After developing methods to look at the letters, we can begin extracting information. The format of the letters can vary, and sometimes the information we want is simply not in the letter. But often, patterns hold true. This enables us to look for the first important piece of information: location. In other words, where the letter was sent, and where it came from. The former is a simple matter, there is an address line at the end of every letter, Proceeded with the word “Addressed:” (Due to its consistent spelling I can expect this to be a modern addition). Find that word and the phrase after it, you have an end location. The sending location can be a bit more complex. Though there is no 100% consistent place this information is in the letters, at the end of letters there is often a “Writ at” statement, such as “Wryt at London.” As a bonus, these statements often have dates associated with them, such as “Wryt at London on the 3rd day of March.” By looking for the phrase “Writ at”, you can find this information. True, the phrase can appear in other parts of the letter, but the statement we’re looking for is often at the end of the letter, so if we start looking at the end, we can reliably find what we’re looking for.
Now that we have a sense of distance and timing, what else gives us relevant information? Looking for mentioned dates can give us a sense of time frame. As I’ve said, we have a reliable way to find dates by looking for “Day of” statements, and by using combinations of techniques one and two we can find different mentions of months. Another helpful piece is looking for words that imply urgency, or reference sequences of events. Words like “Haste” and “Tidings” are good candidates. I also found looking for “Understand” to be a good method, since it is often used to describe events, such as, “I understand that you’re trying to make a deal.” We can write a program that returns the number of appearances of the words, and use that to create statistics. For the Cely Letters we got these results:
‘Haste’ mentions: 33/147
‘Tidings’ mentions: 22/147
‘Understand’ mentions: 85/147
Tidings and understand mentions within same letter: 15/147
If we want, we can also return a program that returns the words around the program (in this case I went with five words ahead and behind) to get a sense of the context of the words within the sentence.
The last thing I looked for are something I call “Receive statements”. Sometimes, a letter is written in response to another letter, or the sender wants the receiver to know that they were told a specific piece of information. To acknowledge this, a letter will often have a phrase along the lines of “I received your letter written at x place on y day”. This gives us a direct sense of time periods, especially when compared to when the letter in question was written. We can find these statements by looking for the various versions of received, then returning a text chunk that begins there, and ends to either a date, or an arbitrary number of words (I chose 15). This way we account for formatting irregularities.

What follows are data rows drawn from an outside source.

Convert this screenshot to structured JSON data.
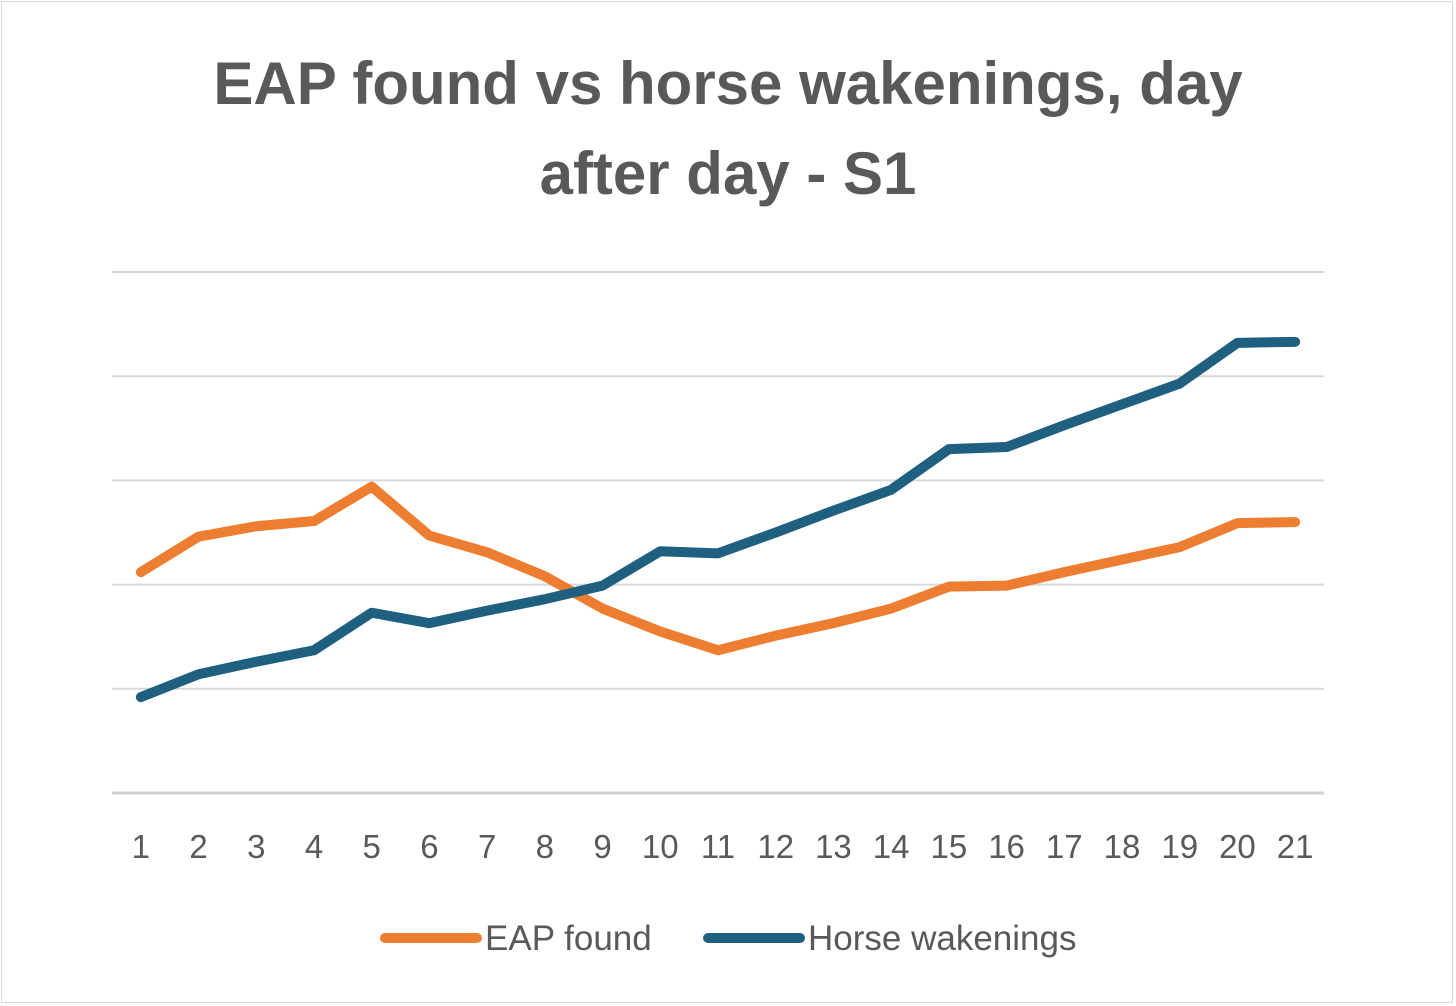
{
  "chart_data": {
    "type": "line",
    "title": "EAP found vs horse wakenings, day after day - S1",
    "title_lines": [
      "EAP found vs horse wakenings, day",
      "after day - S1"
    ],
    "xlabel": "",
    "ylabel": "",
    "x": [
      "1",
      "2",
      "3",
      "4",
      "5",
      "6",
      "7",
      "8",
      "9",
      "10",
      "11",
      "12",
      "13",
      "14",
      "15",
      "16",
      "17",
      "18",
      "19",
      "20",
      "21"
    ],
    "ylim": [
      0,
      5
    ],
    "y_ticks_shown": false,
    "grid": true,
    "legend_position": "bottom",
    "series": [
      {
        "name": "EAP found",
        "color": "#ED7D31",
        "values": [
          2.12,
          2.46,
          2.56,
          2.61,
          2.94,
          2.47,
          2.31,
          2.08,
          1.77,
          1.55,
          1.37,
          1.51,
          1.63,
          1.77,
          1.98,
          1.99,
          2.12,
          2.24,
          2.36,
          2.59,
          2.6
        ]
      },
      {
        "name": "Horse wakenings",
        "color": "#1F5F7F",
        "values": [
          0.92,
          1.14,
          1.26,
          1.37,
          1.73,
          1.63,
          1.75,
          1.86,
          1.99,
          2.32,
          2.3,
          2.5,
          2.71,
          2.91,
          3.3,
          3.32,
          3.53,
          3.73,
          3.93,
          4.32,
          4.33
        ]
      }
    ]
  }
}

After going through the process of extracting the data, we come away with a wealth of information about distance and timing, ready to be critically analyzed. On the surface the letters can be tedious and confusing to work through, and the use of programming to parse them allows us to pick up thing that had a large chance of being missed. In addition, though no letter collection has the exact same format as the Cely letters, others share great similarities, and even if the programs already written cannot be directly applied, the techniques can be reimplemented to allow for quick and efficient information extraction. Overall, the use of programming languages can greatly aid our examination of letters and texts, teaching us more about travel in the medieval world.